A new report by Amnesty International and the Social and Economic Rights Action Centre (SERAC) looks at the impact of the demolitions and documents the failings of the Lagos state government.
The organisations call for an immediate end to mass evictions in Lagos state until safeguards have been put in place to protect people from forced eviction.
The report highlights the devastating impacts of the forced evictions on the residents’ lives. Many women whose small businesses were demolished on 23 February described how they are now dependent on family and friends for basic necessities. Some said that they are suffering from malaria or typhoid after living in the open but can no longer afford to pay for medicines and treatment.
“The government must immediately provide effective remedies for the violations it has committed and provide all those affected with adequate alternative housing and compensation,” said Felix Morka, executive director of SERAC.
The government has stated that the 23 February eviction was the first phase of its plans to clear out the whole of Badia East in order to ”redevelop” the area.
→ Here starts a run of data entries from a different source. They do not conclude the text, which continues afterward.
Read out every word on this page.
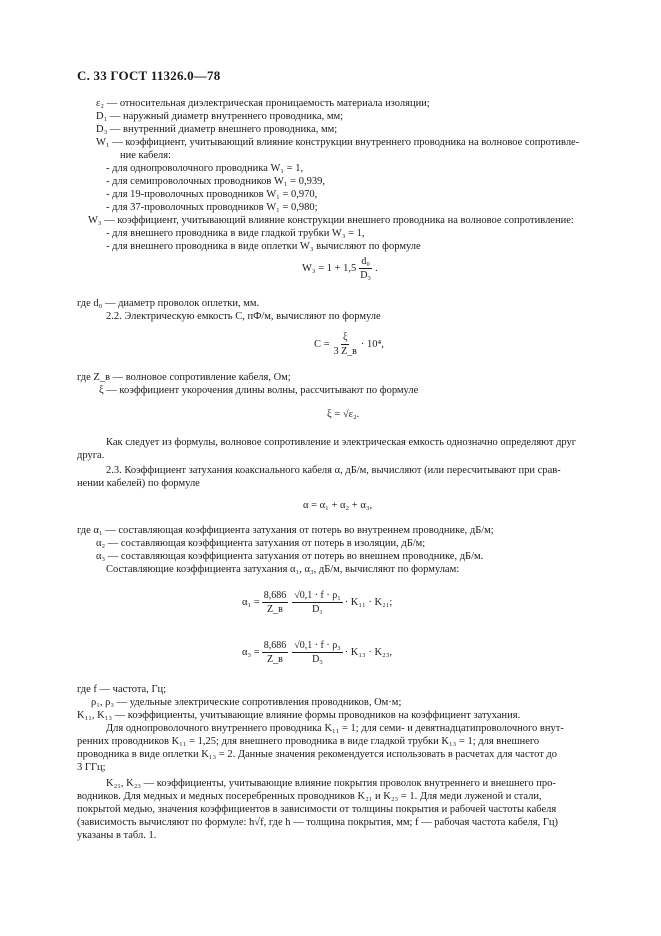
С. 33 ГОСТ 11326.0—78
ε₂ — относительная диэлектрическая проницаемость материала изоляции;
D₁ — наружный диаметр внутреннего проводника, мм;
D₃ — внутренний диаметр внешнего проводника, мм;
W₁ — коэффициент, учитывающий влияние конструкции внутреннего проводника на волновое сопротивле-
ние кабеля:
- для однопроволочного проводника W₁ = 1,
- для семипроволочных проводников W₁ = 0,939,
- для 19-проволочных проводников W₁ = 0,970,
- для 37-проволочных проводников W₁ = 0,980;
W₃ — коэффициент, учитывающий влияние конструкции внешнего проводника на волновое сопротивление:
- для внешнего проводника в виде гладкой трубки W₃ = 1,
- для внешнего проводника в виде оплетки W₃ вычисляют по формуле
$W_3 = 1 + 1,5 \frac{\text{d₀}}{\text{D₃}}$ .
где d₀ — диаметр проволок оплетки, мм.
2.2. Электрическую емкость C, пФ/м, вычисляют по формуле
$C = \frac{\xi}{3 Z\_в} \cdot 10^4$,
где Z_в — волновое сопротивление кабеля, Ом;
ξ — коэффициент укорочения длины волны, рассчитывают по формуле
ξ = √ε₂.
Как следует из формулы, волновое сопротивление и электрическая емкость однозначно определяют друг
друга.
2.3. Коэффициент затухания коаксиального кабеля α, дБ/м, вычисляют (или пересчитывают при срав-
нении кабелей) по формуле
α = α₁ + α₂ + α₃,
где α₁ — составляющая коэффициента затухания от потерь во внутреннем проводнике, дБ/м;
α₂ — составляющая коэффициента затухания от потерь в изоляции, дБ/м;
α₃ — составляющая коэффициента затухания от потерь во внешнем проводнике, дБ/м.
Составляющие коэффициента затухания α₁, α₃, дБ/м, вычисляют по формулам:
$\alpha_1 = \frac{8,686}{Z\_в} \frac{\text{√0,1 · f · ρ₁}}{\text{D₁}} \cdot K_{11} \cdot K_{21}$;
$\alpha_3 = \frac{8,686}{Z\_в} \frac{\text{√0,1 · f · ρ₃}}{\text{D₃}} \cdot K_{13} \cdot K_{23}$,
где f — частота, Гц;
ρ₁, ρ₃ — удельные электрические сопротивления проводников, Ом·м;
K₁₁, K₁₃ — коэффициенты, учитывающие влияние формы проводников на коэффициент затухания.
Для однопроволочного внутреннего проводника K₁₁ = 1; для семи- и девятнадцатипроволочного внут-
ренних проводников K₁₁ = 1,25; для внешнего проводника в виде гладкой трубки K₁₃ = 1; для внешнего
проводника в виде оплетки K₁₃ = 2. Данные значения рекомендуется использовать в расчетах для частот до
3 ГГц;
K₂₁, K₂₃ — коэффициенты, учитывающие влияние покрытия проволок внутреннего и внешнего про-
водников. Для медных и медных посеребренных проводников K₂₁ и K₂₃ = 1. Для меди луженой и стали,
покрытой медью, значения коэффициентов в зависимости от толщины покрытия и рабочей частоты кабеля
(зависимость вычисляют по формуле: h√f, где h — толщина покрытия, мм; f — рабочая частота кабеля, Гц)
указаны в табл. 1.
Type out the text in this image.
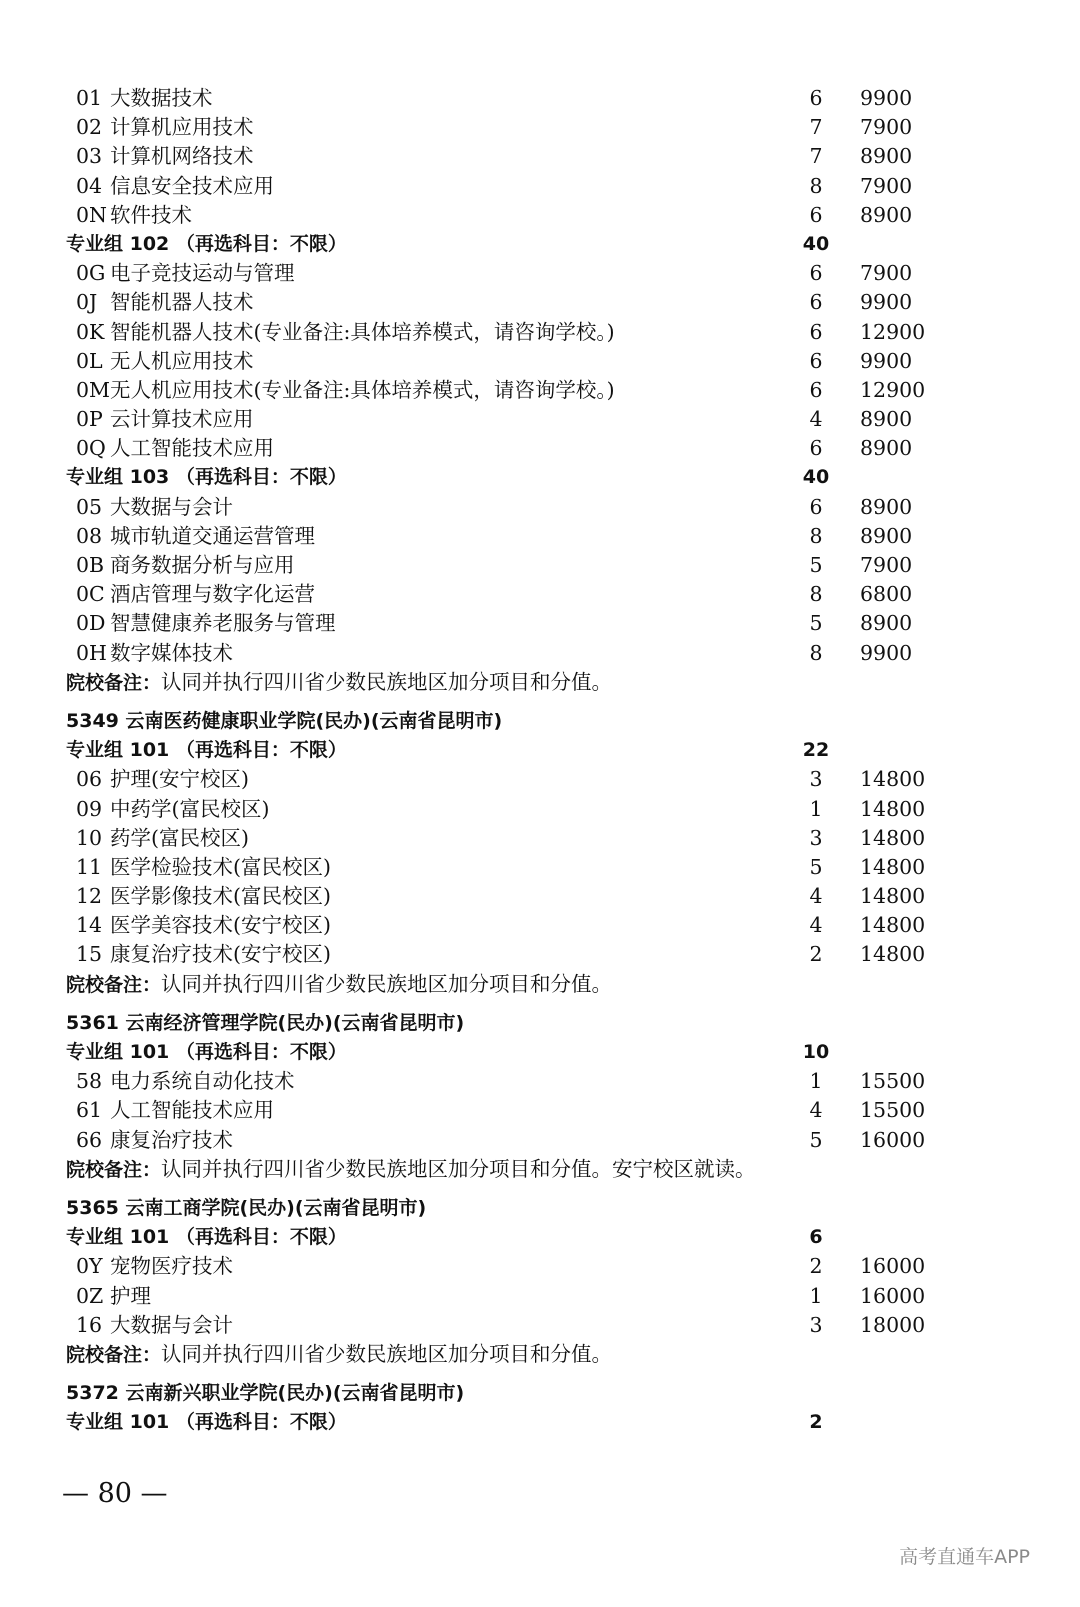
01 大数据技术	6	9900
02 计算机应用技术	7	7900
03 计算机网络技术	7	8900
04 信息安全技术应用	8	7900
0N 软件技术	6	8900
专业组 102 （再选科目：不限）	40
0G 电子竞技运动与管理	6	7900
0J 智能机器人技术	6	9900
0K 智能机器人技术(专业备注:具体培养模式，请咨询学校。)	6	12900
0L 无人机应用技术	6	9900
0M 无人机应用技术(专业备注:具体培养模式，请咨询学校。)	6	12900
0P 云计算技术应用	4	8900
0Q 人工智能技术应用	6	8900
专业组 103 （再选科目：不限）	40
05 大数据与会计	6	8900
08 城市轨道交通运营管理	8	8900
0B 商务数据分析与应用	5	7900
0C 酒店管理与数字化运营	8	6800
0D 智慧健康养老服务与管理	5	8900
0H 数字媒体技术	8	9900
院校备注：认同并执行四川省少数民族地区加分项目和分值。
5349 云南医药健康职业学院(民办)(云南省昆明市)
专业组 101 （再选科目：不限）	22
06 护理(安宁校区)	3	14800
09 中药学(富民校区)	1	14800
10 药学(富民校区)	3	14800
11 医学检验技术(富民校区)	5	14800
12 医学影像技术(富民校区)	4	14800
14 医学美容技术(安宁校区)	4	14800
15 康复治疗技术(安宁校区)	2	14800
院校备注：认同并执行四川省少数民族地区加分项目和分值。
5361 云南经济管理学院(民办)(云南省昆明市)
专业组 101 （再选科目：不限）	10
58 电力系统自动化技术	1	15500
61 人工智能技术应用	4	15500
66 康复治疗技术	5	16000
院校备注：认同并执行四川省少数民族地区加分项目和分值。安宁校区就读。
5365 云南工商学院(民办)(云南省昆明市)
专业组 101 （再选科目：不限）	6
0Y 宠物医疗技术	2	16000
0Z 护理	1	16000
16 大数据与会计	3	18000
院校备注：认同并执行四川省少数民族地区加分项目和分值。
5372 云南新兴职业学院(民办)(云南省昆明市)
专业组 101 （再选科目：不限）	2
— 80 —
高考直通车APP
If these plans proceed as described, tens of thousands will be at risk of forced eviction and face possible destitution.
Bimbo Omowole Osobe is a resident of Badia East whose home and shops were demolished. She now lives under a mosquito net and has had to send her children away to stay with family members. They have had to stop their schooling as Bimbo does not have money for fees anymore.
She told Amnesty International: “Shelter comes first in everything in life, when there is shelter whatever you have you can live with; but when there is no shelter how do you survive?”
Residents of Badia East say they were given no notice about the eviction – which was carried out with bulldozers and armed police. The community had no time to salvage any belongings from their homes before the demolitions began.
The Lagos state government has given completely contradictory accounts of the eviction.
While the Lagos state Attorney-General acknowledged that people had been evicted when the area had been cleared, the Lagos state Commissioner for Housing told Amnesty International in a meeting that the area cleared during the demolition contained no houses and was just a rubbish dump.
Amnesty International has commissioned satellite imagery that clearly exposes this as a fabrication. A photograph taken before the demolition on 8 February 2013 very clearly shows high density structures which contrasts markedly with a later image, taken on 8 April 2013, which shows that the structures have been razed to the ground.
A survey carried out by community members with the support of SERAC estimates that at least 266 structures that served as homes and businesses were completely destroyed, affecting an estimated 2,237 households.
“The Lagos state government has failed to comply with national and international law. It is high time that the Lagos state government and the Nigerian government stop forced evictions and enact legal safeguards that apply to all evictions,” said Oluwatosin Popoola.
This situation, and the issues it raises, is unfortunately characteristic of a broader pattern of forced evictions by the Lagos state government. In numerous forced evictions, documented by SERAC and Amnesty International, it has failed to consult people to explore alternatives to eviction, provide adequate notice, legal remedies and adequate alternative housing.
The Nigerian government must impose a moratorium on mass evictions until it has adopted legislation to protect people from forced evictions, which are illegal under international law.